Managers are empowered to practice principles of dynamic management when their role is clearly defined, their performance management systems deliver necessary support and visibility, and they are provided with training, coaching, and mentoring. Armed with these tools, managers are free to manage their environment effectively, positioning their organization to respond to shifts in demand and unexpected challenges.
A Problem-Solving Culture
Responding to sudden shifts in strategy requires the same set of operating practices as increasing performance levels – more planning, more interaction, and more problem-solving. If you modify production plans, product mix, or the composition of your supply chain due, it must be followed by carefully coordinated execution that applies dynamic management principles to succeed. The more an organization’s strategies change, the more nimble and agile the operations must be.

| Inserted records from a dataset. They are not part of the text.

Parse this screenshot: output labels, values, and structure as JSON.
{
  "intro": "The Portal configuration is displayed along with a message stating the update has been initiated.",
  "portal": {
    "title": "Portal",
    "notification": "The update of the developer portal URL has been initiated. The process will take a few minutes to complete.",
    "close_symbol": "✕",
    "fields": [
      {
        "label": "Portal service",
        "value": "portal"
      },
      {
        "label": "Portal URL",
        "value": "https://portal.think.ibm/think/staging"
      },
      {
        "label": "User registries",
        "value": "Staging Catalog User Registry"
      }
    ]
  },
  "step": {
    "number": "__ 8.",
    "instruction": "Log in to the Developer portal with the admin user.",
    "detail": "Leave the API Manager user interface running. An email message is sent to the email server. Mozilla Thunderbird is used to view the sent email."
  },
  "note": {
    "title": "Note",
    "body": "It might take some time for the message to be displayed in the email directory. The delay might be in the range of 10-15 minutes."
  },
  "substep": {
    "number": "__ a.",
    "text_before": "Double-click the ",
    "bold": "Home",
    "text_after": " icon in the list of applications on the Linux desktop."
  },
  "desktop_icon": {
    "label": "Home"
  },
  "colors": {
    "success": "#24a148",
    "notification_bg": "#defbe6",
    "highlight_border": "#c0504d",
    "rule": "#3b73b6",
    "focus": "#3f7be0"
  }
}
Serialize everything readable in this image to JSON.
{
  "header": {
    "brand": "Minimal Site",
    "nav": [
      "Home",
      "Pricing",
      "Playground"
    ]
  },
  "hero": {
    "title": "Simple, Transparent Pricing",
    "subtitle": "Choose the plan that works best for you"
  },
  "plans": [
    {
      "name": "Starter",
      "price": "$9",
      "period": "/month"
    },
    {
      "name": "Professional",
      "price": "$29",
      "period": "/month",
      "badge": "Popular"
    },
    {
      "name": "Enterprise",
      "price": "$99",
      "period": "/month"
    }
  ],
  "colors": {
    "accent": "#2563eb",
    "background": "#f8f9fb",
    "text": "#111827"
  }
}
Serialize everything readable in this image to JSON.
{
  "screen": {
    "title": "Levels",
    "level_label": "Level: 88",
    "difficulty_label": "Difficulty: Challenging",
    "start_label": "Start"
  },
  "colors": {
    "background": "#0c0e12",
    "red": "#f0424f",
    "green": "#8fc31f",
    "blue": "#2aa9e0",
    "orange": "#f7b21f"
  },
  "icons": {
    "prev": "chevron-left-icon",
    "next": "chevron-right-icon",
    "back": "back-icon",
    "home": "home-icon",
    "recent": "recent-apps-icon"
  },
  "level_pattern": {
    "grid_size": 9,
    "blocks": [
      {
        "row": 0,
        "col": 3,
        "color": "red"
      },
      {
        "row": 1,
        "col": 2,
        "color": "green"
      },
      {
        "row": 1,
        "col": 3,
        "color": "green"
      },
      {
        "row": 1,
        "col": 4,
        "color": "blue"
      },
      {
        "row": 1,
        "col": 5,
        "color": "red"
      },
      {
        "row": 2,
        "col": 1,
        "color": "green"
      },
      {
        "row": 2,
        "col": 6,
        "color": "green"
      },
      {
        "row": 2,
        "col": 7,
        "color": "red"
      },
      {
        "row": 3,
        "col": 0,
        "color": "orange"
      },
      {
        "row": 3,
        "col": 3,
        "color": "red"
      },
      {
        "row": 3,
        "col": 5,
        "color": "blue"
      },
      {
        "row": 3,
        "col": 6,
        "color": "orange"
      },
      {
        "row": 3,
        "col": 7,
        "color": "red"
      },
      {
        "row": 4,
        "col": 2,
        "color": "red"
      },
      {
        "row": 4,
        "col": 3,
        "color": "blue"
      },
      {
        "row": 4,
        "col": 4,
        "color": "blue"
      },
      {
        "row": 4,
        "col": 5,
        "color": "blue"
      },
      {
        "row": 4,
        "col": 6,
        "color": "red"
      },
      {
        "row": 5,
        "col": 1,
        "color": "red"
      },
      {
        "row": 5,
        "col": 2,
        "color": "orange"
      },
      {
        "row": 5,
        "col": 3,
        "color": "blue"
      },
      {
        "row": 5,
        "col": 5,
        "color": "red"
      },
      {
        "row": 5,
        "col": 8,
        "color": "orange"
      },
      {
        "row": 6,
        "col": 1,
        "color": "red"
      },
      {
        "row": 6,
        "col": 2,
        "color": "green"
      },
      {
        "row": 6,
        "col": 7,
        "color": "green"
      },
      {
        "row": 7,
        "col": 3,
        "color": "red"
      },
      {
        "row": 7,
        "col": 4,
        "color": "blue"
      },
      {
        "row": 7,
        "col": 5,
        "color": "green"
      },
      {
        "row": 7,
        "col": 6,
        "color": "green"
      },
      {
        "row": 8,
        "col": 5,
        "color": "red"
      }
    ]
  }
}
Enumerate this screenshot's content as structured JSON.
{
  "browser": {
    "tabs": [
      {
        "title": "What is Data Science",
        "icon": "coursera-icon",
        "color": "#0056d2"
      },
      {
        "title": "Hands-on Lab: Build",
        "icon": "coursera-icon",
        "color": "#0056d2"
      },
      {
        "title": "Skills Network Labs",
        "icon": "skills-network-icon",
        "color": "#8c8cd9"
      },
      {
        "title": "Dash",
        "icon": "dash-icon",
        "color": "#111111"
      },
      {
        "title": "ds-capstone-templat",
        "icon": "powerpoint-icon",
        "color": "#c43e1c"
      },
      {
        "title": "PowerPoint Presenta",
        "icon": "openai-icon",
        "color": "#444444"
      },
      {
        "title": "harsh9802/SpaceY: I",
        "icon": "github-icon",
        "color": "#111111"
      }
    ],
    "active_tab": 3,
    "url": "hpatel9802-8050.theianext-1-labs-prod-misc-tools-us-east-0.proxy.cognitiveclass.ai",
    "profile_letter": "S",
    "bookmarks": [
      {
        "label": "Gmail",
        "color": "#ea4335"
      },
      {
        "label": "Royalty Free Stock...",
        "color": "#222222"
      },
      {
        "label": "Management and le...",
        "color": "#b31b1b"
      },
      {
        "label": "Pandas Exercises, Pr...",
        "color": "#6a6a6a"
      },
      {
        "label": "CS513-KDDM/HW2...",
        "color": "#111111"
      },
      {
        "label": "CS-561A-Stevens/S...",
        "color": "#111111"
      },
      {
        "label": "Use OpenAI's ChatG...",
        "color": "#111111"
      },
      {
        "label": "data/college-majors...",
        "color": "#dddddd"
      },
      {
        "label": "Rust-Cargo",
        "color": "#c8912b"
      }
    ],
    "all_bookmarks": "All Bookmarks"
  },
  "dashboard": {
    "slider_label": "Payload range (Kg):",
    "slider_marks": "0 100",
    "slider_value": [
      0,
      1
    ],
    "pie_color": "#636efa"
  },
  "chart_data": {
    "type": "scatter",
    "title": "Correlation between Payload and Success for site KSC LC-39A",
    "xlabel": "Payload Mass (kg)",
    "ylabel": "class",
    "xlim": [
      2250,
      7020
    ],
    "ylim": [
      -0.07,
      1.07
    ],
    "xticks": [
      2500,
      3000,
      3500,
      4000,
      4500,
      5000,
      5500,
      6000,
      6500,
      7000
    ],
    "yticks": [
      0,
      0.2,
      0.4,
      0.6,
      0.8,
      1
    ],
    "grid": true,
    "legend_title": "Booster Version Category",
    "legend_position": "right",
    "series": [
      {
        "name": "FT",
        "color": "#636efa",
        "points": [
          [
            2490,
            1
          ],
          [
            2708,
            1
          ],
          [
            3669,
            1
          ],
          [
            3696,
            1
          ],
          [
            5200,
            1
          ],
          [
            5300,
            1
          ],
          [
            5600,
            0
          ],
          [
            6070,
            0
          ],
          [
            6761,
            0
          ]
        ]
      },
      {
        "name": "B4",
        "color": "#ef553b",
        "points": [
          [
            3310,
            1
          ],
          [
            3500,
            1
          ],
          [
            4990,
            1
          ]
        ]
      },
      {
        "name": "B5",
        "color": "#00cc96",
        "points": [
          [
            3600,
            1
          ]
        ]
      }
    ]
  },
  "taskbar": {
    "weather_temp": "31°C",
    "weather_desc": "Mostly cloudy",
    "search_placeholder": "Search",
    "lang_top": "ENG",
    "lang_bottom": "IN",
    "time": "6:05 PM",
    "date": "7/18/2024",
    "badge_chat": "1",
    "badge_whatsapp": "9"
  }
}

A change to an organization’s supply strategy often requires alterations in operations. The flexibility to adapt resources and skills to new demands on the organization can be extremely challenging.
Organizations accustomed to uncovering the root cause of variances possess a greater understanding of their entire operating system, making them better equipped to adjust to changes—even unplanned ones—quickly and smoothly. If the external factors that create the need for a strategic shift also impact the organization’s competitors, the capability to respond quickly can provide a significant competitive advantage.
Regardless of the cause of the change required, it is crucial to stabilize operations as quickly as possible. The shifts in operational strategies to adapt to external challenges are often most visible to the public. But what sets exceptional companies apart from their competitors is the operational excellence to make these shifts invisible to the customer.